Image of the month - April 2005

Significant wave heights from Météo France wave model with Jason-1 and ERS-2 data assimilation over September 2004 hurricane series in the Caribbean and Gulf of Mexico region, with Frances (25 Aug -8 Sep), Ivan (2-26 Sep) and Jeanne (13-28 Sep). Assimilation of altimetric data improves the forecasts. (Credits Météo France)

End of Summer and beginning of Fall are hurricane season in the Atlantic, when water reaches or exceeds 26°C over the first 60 meters (which are the conditions for a storm to become a hurricane). In 2004, a very high number of hurricanes struck the area with appalling human and economic consequences. On September 15, a buoy measured a significant wave height of 16 m (some waves went over 25 m) in the Gulf of Mexico under Ivan path. That is the highest wave height measured in the area during a hurricane (which doesn't mean even higher waves did not occur during this hurricane where there was no buoy to measure them). Sea state forecast during such events are a test for the models -- and an important information for seafarers.

Difference between significant wave height from the model with and without assimilation of altimetric data (Jason-1 and ERS-2) on September 25, 2004. (Credits Météo France)

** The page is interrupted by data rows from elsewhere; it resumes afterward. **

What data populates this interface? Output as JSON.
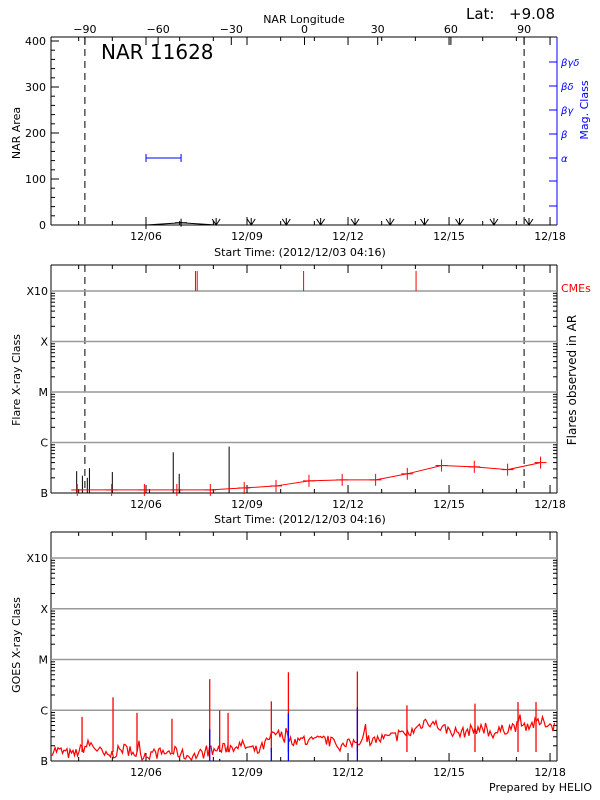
{
  "footer": "Prepared by HELIO",
  "colors": {
    "axis": "#000000",
    "mag_class": "#0000ff",
    "flares_mean": "#ff0000",
    "cme": "#ff0000",
    "goes_long": "#ff0000",
    "goes_short": "#0000ff",
    "grid": "#999999"
  },
  "chart_data": [
    {
      "type": "line",
      "title": "NAR 11628",
      "lat_label": "Lat:",
      "lat_value": "+9.08",
      "xlabel": "Start Time: (2012/12/03 04:16)",
      "ylabel": "NAR Area",
      "ylim": [
        0,
        400
      ],
      "yticks": [
        "0",
        "100",
        "200",
        "300",
        "400"
      ],
      "xticks": [
        "12/06",
        "12/09",
        "12/12",
        "12/15",
        "12/18"
      ],
      "xrange": [
        "2012-12-03 04:16",
        "2012-12-18 04:45"
      ],
      "top_axis": {
        "label": "NAR Longitude",
        "ticks": [
          "-90",
          "-60",
          "-30",
          "0",
          "30",
          "60",
          "90"
        ]
      },
      "limb_longitudes": [
        -90,
        90
      ],
      "right_axis": {
        "label": "Mag. Class",
        "ticks": [
          "α",
          "β",
          "βγ",
          "βδ",
          "βγδ"
        ]
      },
      "area": [
        {
          "time": "2012-12-06 00:00",
          "value": 0
        },
        {
          "time": "2012-12-07 01:00",
          "value": 5
        }
      ],
      "area_zero_markers": [
        "2012-12-08 02:00",
        "2012-12-09 03:00",
        "2012-12-10 04:00",
        "2012-12-11 04:30",
        "2012-12-12 05:00",
        "2012-12-13 06:00",
        "2012-12-14 06:30",
        "2012-12-15 07:30",
        "2012-12-16 08:00",
        "2012-12-17 09:00"
      ],
      "mag_class": [
        {
          "time": "2012-12-06 00:00",
          "class": "α"
        },
        {
          "time": "2012-12-07 01:00",
          "class": "α"
        }
      ]
    },
    {
      "type": "line",
      "xlabel": "Start Time: (2012/12/03 04:16)",
      "ylabel": "Flare X-ray Class",
      "right_label": "Flares observed in AR",
      "cme_label": "CMEs",
      "yscale": "log",
      "ylim": [
        1e-07,
        0.001
      ],
      "yticks": [
        {
          "label": "B",
          "flux": 1e-07
        },
        {
          "label": "C",
          "flux": 1e-06
        },
        {
          "label": "M",
          "flux": 1e-05
        },
        {
          "label": "X",
          "flux": 0.0001
        },
        {
          "label": "X10",
          "flux": 0.001
        }
      ],
      "xticks": [
        "12/06",
        "12/09",
        "12/12",
        "12/15",
        "12/18"
      ],
      "grid": true,
      "flares": [
        {
          "time": "2012-12-03 22:35",
          "flux": 2.7e-07
        },
        {
          "time": "2012-12-04 02:40",
          "flux": 2.2e-07
        },
        {
          "time": "2012-12-04 06:10",
          "flux": 2e-07
        },
        {
          "time": "2012-12-04 07:40",
          "flux": 3.1e-07
        },
        {
          "time": "2012-12-05 00:00",
          "flux": 2.6e-07
        },
        {
          "time": "2012-12-06 02:30",
          "flux": 1.2e-07
        },
        {
          "time": "2012-12-06 19:25",
          "flux": 6.4e-07
        },
        {
          "time": "2012-12-06 23:40",
          "flux": 2.4e-07
        },
        {
          "time": "2012-12-08 11:15",
          "flux": 8.3e-07
        }
      ],
      "mean_flux": [
        {
          "time": "2012-12-03 23:00",
          "flux": 1.15e-07
        },
        {
          "time": "2012-12-04 23:30",
          "flux": 1.15e-07
        },
        {
          "time": "2012-12-05 22:50",
          "flux": 1.15e-07
        },
        {
          "time": "2012-12-06 22:00",
          "flux": 1.15e-07
        },
        {
          "time": "2012-12-07 21:50",
          "flux": 1.15e-07
        },
        {
          "time": "2012-12-08 22:00",
          "flux": 1.26e-07
        },
        {
          "time": "2012-12-09 20:40",
          "flux": 1.38e-07
        },
        {
          "time": "2012-12-10 20:10",
          "flux": 1.74e-07
        },
        {
          "time": "2012-12-11 19:50",
          "flux": 1.82e-07
        },
        {
          "time": "2012-12-12 19:40",
          "flux": 1.82e-07
        },
        {
          "time": "2012-12-13 18:15",
          "flux": 2.4e-07
        },
        {
          "time": "2012-12-14 18:40",
          "flux": 3.5e-07
        },
        {
          "time": "2012-12-15 18:00",
          "flux": 3.3e-07
        },
        {
          "time": "2012-12-16 17:45",
          "flux": 2.9e-07
        },
        {
          "time": "2012-12-17 17:15",
          "flux": 4e-07
        }
      ],
      "cmes": [
        "2012-12-07 11:15",
        "2012-12-07 12:30",
        "2012-12-10 16:20",
        "2012-12-14 00:30"
      ]
    },
    {
      "type": "line",
      "ylabel": "GOES X-ray Class",
      "yscale": "log",
      "ylim": [
        1e-07,
        0.001
      ],
      "yticks": [
        {
          "label": "B",
          "flux": 1e-07
        },
        {
          "label": "C",
          "flux": 1e-06
        },
        {
          "label": "M",
          "flux": 1e-05
        },
        {
          "label": "X",
          "flux": 0.0001
        },
        {
          "label": "X10",
          "flux": 0.001
        }
      ],
      "xticks": [
        "12/06",
        "12/09",
        "12/12",
        "12/15",
        "12/18"
      ],
      "grid": true,
      "long_channel_baseline": [
        {
          "time": "2012-12-03 08:00",
          "flux": 1.64e-07
        },
        {
          "time": "2012-12-03 20:00",
          "flux": 1.31e-07
        },
        {
          "time": "2012-12-04 08:00",
          "flux": 2.2e-07
        },
        {
          "time": "2012-12-04 20:00",
          "flux": 1.2e-07
        },
        {
          "time": "2012-12-05 08:00",
          "flux": 1.77e-07
        },
        {
          "time": "2012-12-05 20:00",
          "flux": 1.31e-07
        },
        {
          "time": "2012-12-06 08:00",
          "flux": 1.41e-07
        },
        {
          "time": "2012-12-06 20:00",
          "flux": 1.52e-07
        },
        {
          "time": "2012-12-07 08:00",
          "flux": 1.2e-07
        },
        {
          "time": "2012-12-07 20:00",
          "flux": 1.52e-07
        },
        {
          "time": "2012-12-08 08:00",
          "flux": 1.77e-07
        },
        {
          "time": "2012-12-08 20:00",
          "flux": 2.06e-07
        },
        {
          "time": "2012-12-09 08:00",
          "flux": 1.52e-07
        },
        {
          "time": "2012-12-09 20:00",
          "flux": 3.5e-07
        },
        {
          "time": "2012-12-10 08:00",
          "flux": 2.6e-07
        },
        {
          "time": "2012-12-10 20:00",
          "flux": 2.4e-07
        },
        {
          "time": "2012-12-11 08:00",
          "flux": 2.6e-07
        },
        {
          "time": "2012-12-11 20:00",
          "flux": 1.9e-07
        },
        {
          "time": "2012-12-12 08:00",
          "flux": 2.6e-07
        },
        {
          "time": "2012-12-12 20:00",
          "flux": 2.6e-07
        },
        {
          "time": "2012-12-13 08:00",
          "flux": 3e-07
        },
        {
          "time": "2012-12-13 20:00",
          "flux": 3.5e-07
        },
        {
          "time": "2012-12-14 08:00",
          "flux": 6.4e-07
        },
        {
          "time": "2012-12-14 20:00",
          "flux": 4.4e-07
        },
        {
          "time": "2012-12-15 08:00",
          "flux": 3.5e-07
        },
        {
          "time": "2012-12-15 20:00",
          "flux": 4.4e-07
        },
        {
          "time": "2012-12-16 08:00",
          "flux": 3.5e-07
        },
        {
          "time": "2012-12-16 20:00",
          "flux": 4.7e-07
        },
        {
          "time": "2012-12-17 08:00",
          "flux": 5.1e-07
        },
        {
          "time": "2012-12-17 20:00",
          "flux": 5.9e-07
        },
        {
          "time": "2012-12-18 04:00",
          "flux": 4.7e-07
        }
      ],
      "long_channel_peaks": [
        {
          "time": "2012-12-04 02:25",
          "flux": 7.4e-07
        },
        {
          "time": "2012-12-05 00:30",
          "flux": 1.8e-06
        },
        {
          "time": "2012-12-05 17:35",
          "flux": 8.9e-07
        },
        {
          "time": "2012-12-06 18:30",
          "flux": 6.8e-07
        },
        {
          "time": "2012-12-07 21:25",
          "flux": 4.1e-06
        },
        {
          "time": "2012-12-08 04:30",
          "flux": 1e-06
        },
        {
          "time": "2012-12-08 10:30",
          "flux": 8.9e-07
        },
        {
          "time": "2012-12-09 17:20",
          "flux": 1.5e-06
        },
        {
          "time": "2012-12-10 05:30",
          "flux": 5.6e-06
        },
        {
          "time": "2012-12-12 06:40",
          "flux": 5.8e-06
        },
        {
          "time": "2012-12-13 18:00",
          "flux": 1.25e-06
        },
        {
          "time": "2012-12-15 18:30",
          "flux": 1.35e-06
        },
        {
          "time": "2012-12-17 01:10",
          "flux": 1.45e-06
        },
        {
          "time": "2012-12-17 14:00",
          "flux": 1.45e-06
        }
      ],
      "short_channel_peaks": [
        {
          "time": "2012-12-07 21:25",
          "flux": 4.2e-07
        },
        {
          "time": "2012-12-08 04:30",
          "flux": 1.1e-07
        },
        {
          "time": "2012-12-09 17:20",
          "flux": 1.8e-07
        },
        {
          "time": "2012-12-10 05:30",
          "flux": 8.7e-07
        },
        {
          "time": "2012-12-12 06:40",
          "flux": 1.15e-06
        }
      ]
    }
  ]
}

Altimetry can play a part in such event warnings, with its information about sea surface height (see Image of the Month, June 2004, Nida: altimetric view of a typhoon), but also with significant wave height measurements. Once assimilated in sea state forecast models, wave heights from altimetric satellites improve significantly their predictions. With data from two satellites, Jason-1 (Cnes/Nasa) and Envisat (Esa) assimilated, they are even more accurate.